Dalam Anggaran Dasar NU, Pasal 4, disebutkan “Lambang
Nahdlatul Ulama berupa gambar bola dunia yang dilingkari tali tersimpul,
dikitari oleh 9 (sembilan) bintang, 5 (lima)
bintang terletak melingkari di atas
garis katulisitiwa, yang terbesar diantaranya terletak
di tengah atas, sedang 4 (empat) bintang lainnya terletak melingkar di bawah
katulisitiwa, dengan tulisan NAHDLATUL ULAMA dalam huruf Arab yang
melintang dari sebelah kanan bola dunia ke sebelah kiri, semua terlukis dengan
warna putih di atas dasar hijau.”
1.
BOLA DUNIA bumi adalah tempat
manusia berasal,menjalani hidup dan kembali sesuai dgn surat thaha ayat 55 yg berbunyi:"dari
bumi (tanah) itulah KAMI menjadikan kamu dan kepadanya KAMI akan mengembalikan
kamu dan dari padanya KAMI akan mengeluarkan kamu pada kali yg lain"
2.
TAMPAR YG MELINGKAR DGN
UNTAIAN BERJUMLAH 99 : 99 melambangkan nama-nama bagi ALLAH (asma'ul
husna) tali melambangkan ukhuwah yg kokoh berdasarkan ayat 103 surat ali imron
"dan berpeganglah kalian dgn tali (agama) ALLAH,dan janganlah kamu
bercerai berai dan ingatlah akan nikmat ALLAH kpdamu ktka kamu dahulu(masa
jahiliyah)bermusuh musuhan,maka ALLAH melunakkan antara hatimu lalu menjadikan
kamu karena nikmat ALLAH orang orang yg bersaudara"
3.
PETA INDONESIA
melambangkan bahwa nahdhotul ulama didirikan di indonesia
dan berjuang untuk kejayaan negara kesatuan republik indonesia
4.
DUA SIMPUL IKATAN
DIBAGIAN BAWAH melambangkan hub vertikal kpd ALLAH (hablun minallah)
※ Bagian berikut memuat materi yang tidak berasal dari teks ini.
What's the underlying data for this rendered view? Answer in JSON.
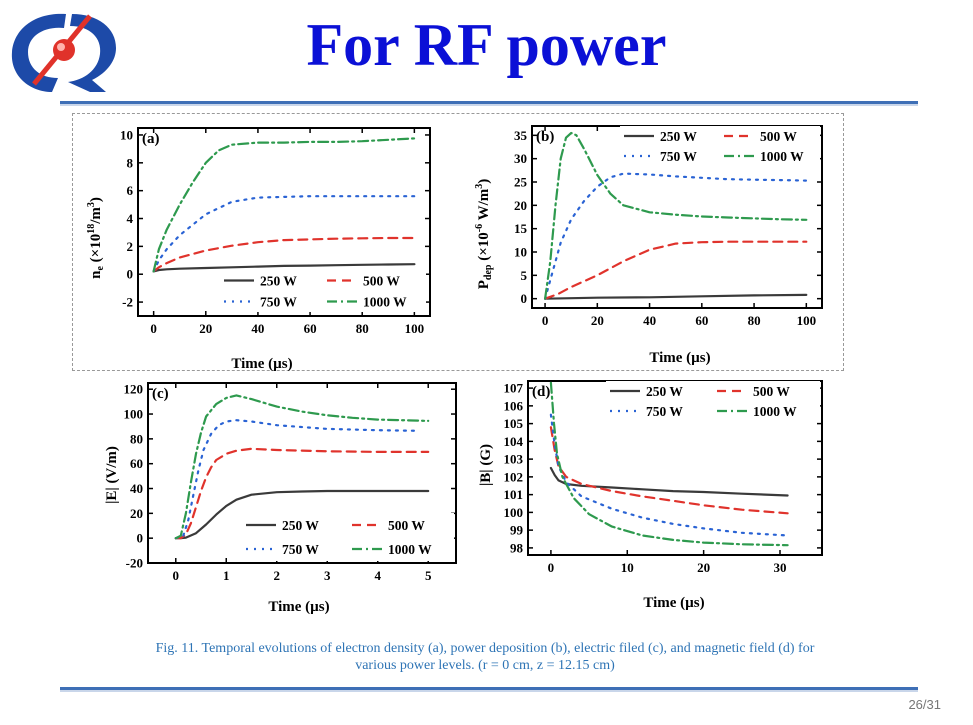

dan hubungan horizontal dgn sesama manusia (hablun minannas).
5.
EMPAT BINTANG
MELINTAS DI ATAS BUMI melambangkan KHULAFA'UR RASYIDIN
6.
SATU BINTANG BESAR
DITENGAH melambangkan RASULULLOH SAW
7.
EMPAT BINTANG DIBAWAH
BUMI melambangkan EMPAT IMAM MADHAB (imam syafii,imam hanafi,imam
maliki,imam hambali)
8.
JUMLAH BINTANG
SELURUHNYA 9 melambangkan WALI SONGO yg menyebarkan agama islam di
belahan nusantara
9.
TULISAN ARAB NAHDHOTUL
ULAMA MELINTANG DI TENGAH BUMI berarati nama organisasi yg dimotori
oleh para ulama yg artinya "kebangkitan para ulama"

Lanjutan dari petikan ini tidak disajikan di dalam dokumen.